Nasıl başladı hükümetin girişimleri, amaç neydi?
Çünkü bugüne gelinceye kadar bir sürü dava açıldı. İnsanlar artık kendi haklarını talep etmeye başladı. Avrupa Birliği süreci de etkili oldu. Bu mülkler, kısmen Vakıflar Genel Müdürlüğü’ne, kısmen hazineye, kısmen belediyelere, kısmen de üçüncü şahıslara geçmişti. 2003’te bir iyileştirme süreci başladı. O günden bu yana bunlar adım adım arttı. Vakıflar Meclisi beş kişiden 15 kişiye çıktı. Cemaat vakıflarının da orada bir temsilcisi oldu. Ben de bu görevi ilk kez yerine getirme onuruna sahip oldum. Kolay olmadı tabii. Sonuçta bugüne kadar, yani 80 yıldır sizin lehinize hiçbir adım atmayan bir kurumun en üst organına seçiliyorsunuz. Azınlıkları, onların kurumlarını bilmiyorlar. Bugüne kadar hiç diyalog kurmamışlar.
Nasıldı ilk gittiğinizde?
Çok ilginçti. Ben dâhil herkeste bir çekingenlik, bir soru işareti vardı. Benim kimi temsil ettiğim sorgulandı. Yabancıların temsilcisi miyim? Yoksa Patrikhane’nin mi? Kimi temsil ediyorum? Dış güçlerle ilişkim var mı? Bunlar hep sorgulandı. Yüzüme karşı da söylendi.

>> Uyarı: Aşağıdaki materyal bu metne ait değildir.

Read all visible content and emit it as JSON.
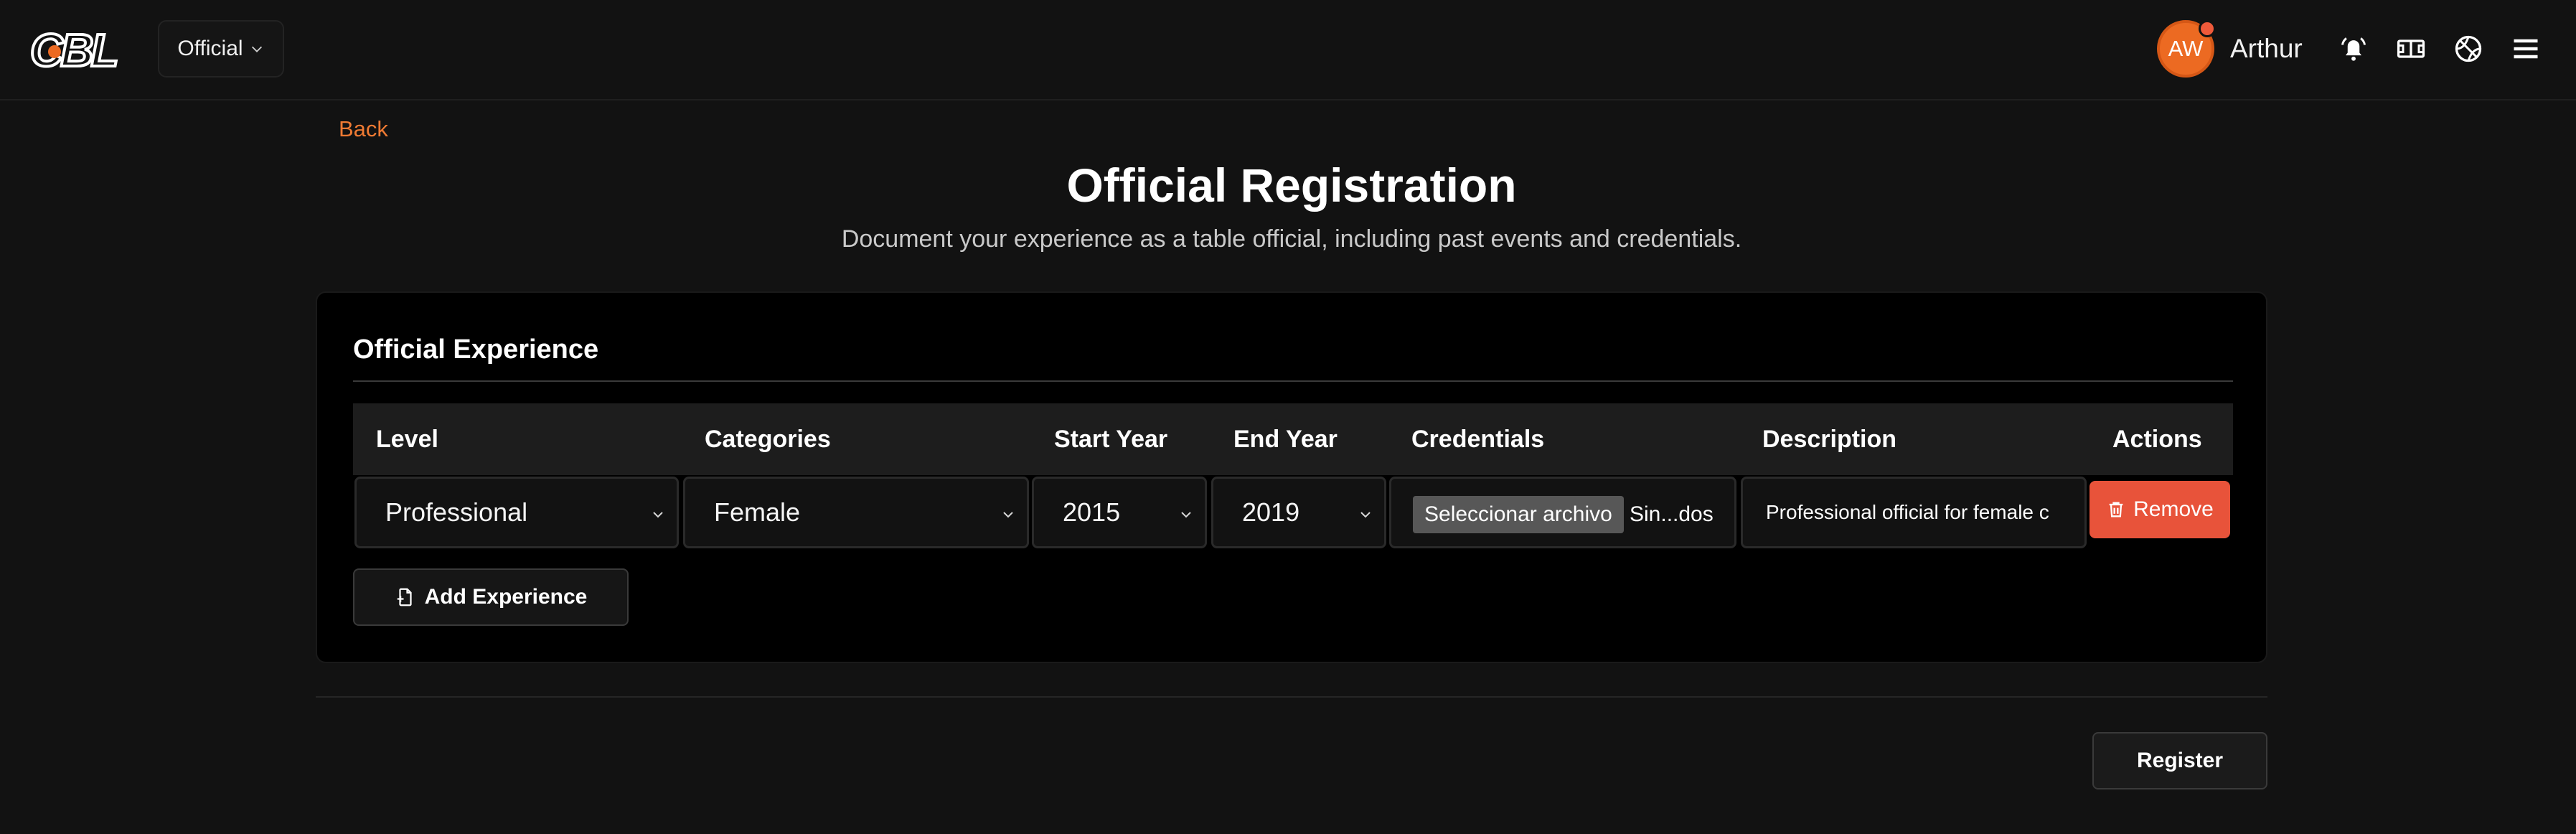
{
  "header": {
    "logo_text": "CBL",
    "role_selector": {
      "value": "Official"
    },
    "user": {
      "initials": "AW",
      "name": "Arthur"
    },
    "icons": [
      "bell-icon",
      "court-icon",
      "ball-icon",
      "menu-icon"
    ]
  },
  "main": {
    "back_label": "Back",
    "title": "Official Registration",
    "subtitle": "Document your experience as a table official, including past events and credentials."
  },
  "experience": {
    "section_title": "Official Experience",
    "columns": [
      "Level",
      "Categories",
      "Start Year",
      "End Year",
      "Credentials",
      "Description",
      "Actions"
    ],
    "rows": [
      {
        "level": "Professional",
        "categories": "Female",
        "start_year": "2015",
        "end_year": "2019",
        "credentials": {
          "button_label": "Seleccionar archivo",
          "file_status": "Sin...dos"
        },
        "description": "Professional official for female c",
        "action_label": "Remove"
      }
    ],
    "add_label": "Add Experience"
  },
  "footer": {
    "register_label": "Register"
  },
  "colors": {
    "background": "#121212",
    "card": "#000000",
    "accent_orange": "#ec6a22",
    "back_link": "#ef7a33",
    "danger": "#e8533a"
  }
}
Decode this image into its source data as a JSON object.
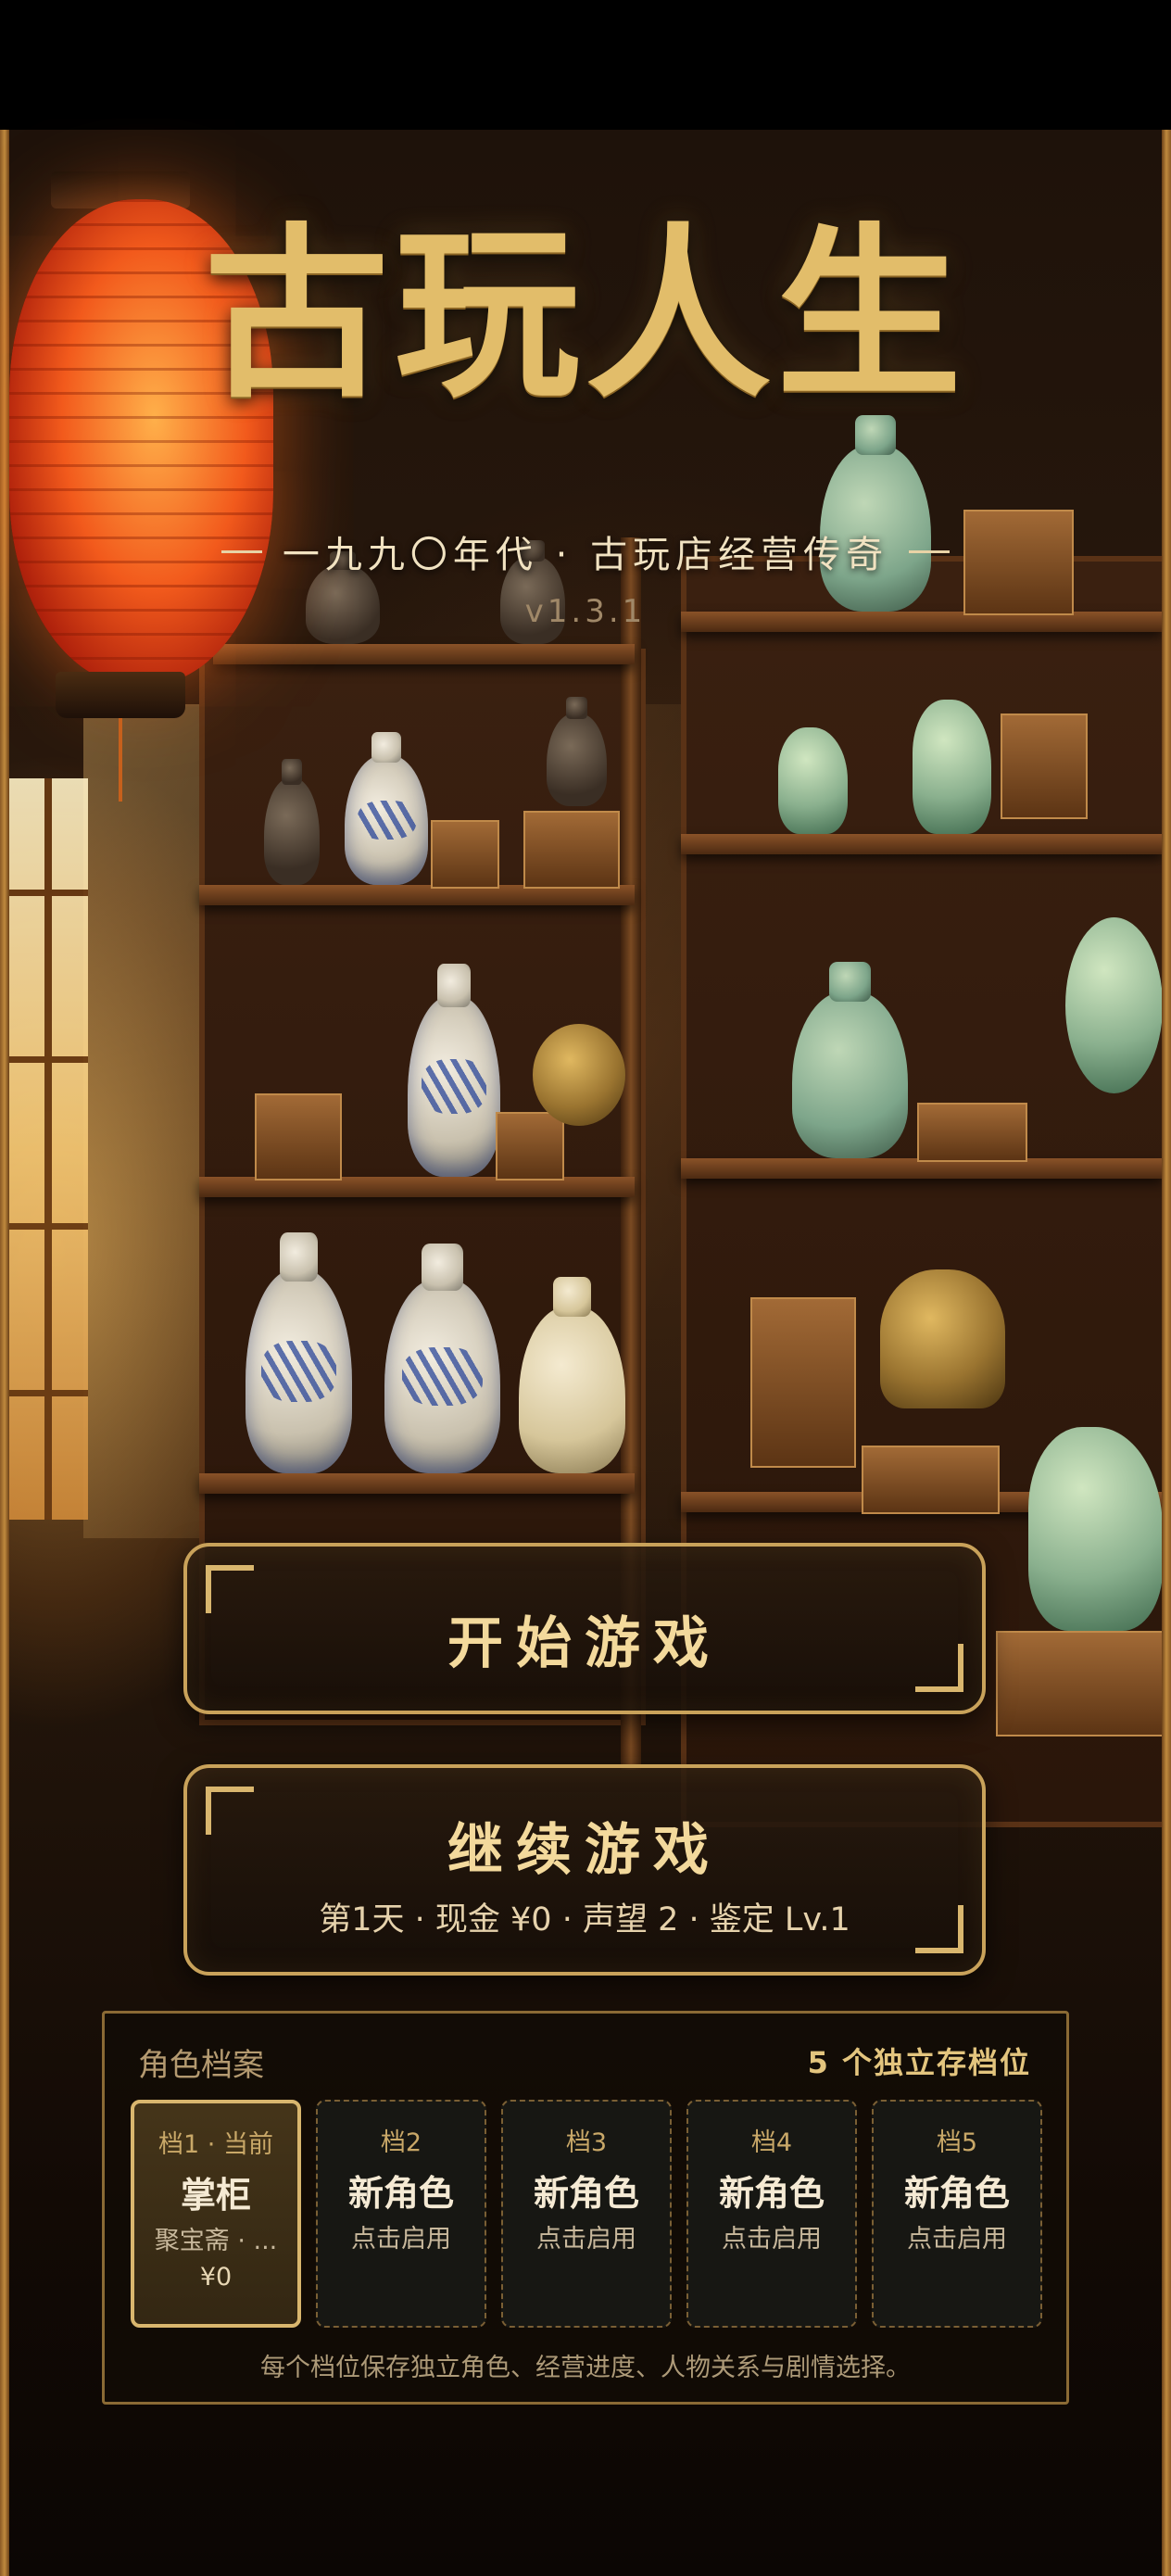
{
  "title": "古玩人生",
  "subtitle": "一九九〇年代 · 古玩店经营传奇",
  "version": "v1.3.1",
  "menu": {
    "start_label": "开始游戏",
    "continue_label": "继续游戏",
    "continue_summary": "第1天 · 现金 ¥0 · 声望 2 · 鉴定 Lv.1"
  },
  "profiles": {
    "title": "角色档案",
    "count_label": "5 个独立存档位",
    "slots": [
      {
        "label": "档1 · 当前",
        "name": "掌柜",
        "detail": "聚宝斋 · ...",
        "cash": "¥0",
        "active": true
      },
      {
        "label": "档2",
        "name": "新角色",
        "detail": "点击启用",
        "active": false
      },
      {
        "label": "档3",
        "name": "新角色",
        "detail": "点击启用",
        "active": false
      },
      {
        "label": "档4",
        "name": "新角色",
        "detail": "点击启用",
        "active": false
      },
      {
        "label": "档5",
        "name": "新角色",
        "detail": "点击启用",
        "active": false
      }
    ],
    "note": "每个档位保存独立角色、经营进度、人物关系与剧情选择。"
  },
  "colors": {
    "accent_gold": "#d9b66e",
    "title_gold": "#e2bd6a",
    "lantern_red": "#f25a1c"
  }
}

Nasıl tepki verdiniz bunlara?
Ben dik ve şeffaf durdum. Görevim yapıcı olmaktı. Çözüm aramaktı. Empati kurmaktı. Çünkü bizlerin iki tane değerli hüviyeti var; biri kültürel, dinî, etnik hüviyet, diğeri de vatandaşlık hüviyeti. Her iki hüviyetimiz de önemlidir. Ben oraya seçimle geldim, gücümü beni seçen vakıflardan ve toplumlardan aldım. Temsil etmeye çalıştığım kurumların tarihsel, kültürel yapılarını, büyüklüklerini biliyordum. Devletle temas etmeyi öğrendim, çaba gösterdim. Devletin bizleri hep homojen gruplar olarak değil kişilik haklarımızla da görmesi için çalıştım. Bir de cemaatler arası ilişkiye çok önem verdim. Rum-Ermeni-Yahudi-Süryani-Keldani-Bulgar-Gürcü toplum yöneticileri birbirini tanımazdı. Bu sürece katkı sunmuş olmaktan çok mutluyum.
Siz 2008’deki değişiklikle bu göreve geldiniz, 2011 yılında yapılan değişiklik sırasında görevdeydiniz. Bu düzenleme sürecine dâhil oldunuz mu? Fikriniz soruldu mu?
2008’deki kanun çok kavgalı çıktı. Bir sürü itirazlar oldu. Ben kanunda bazı eksikler olduğunu gördüm. Görüşlerimi söyledim. 2011 yılındaki düzenlemenin 11. Maddesi’ne mülklerin iadesi ile ilgili bir ek konurken niyeti biliyordum, ancak 7. Madde’nin içeriğini bilmiyordum. Bana da sürpriz oldu. Yani o süreçte bizzat benimle “şunu koyalım, bunu koymayalım” gibi bir müzakere olmadı.
Uygulamada ne tür sıkıntılarla karşılaştınız? Sonuçta bu yasanın da yeterli olmadığını gösteren en canlı örnek olarak Kamp Armen olayı var.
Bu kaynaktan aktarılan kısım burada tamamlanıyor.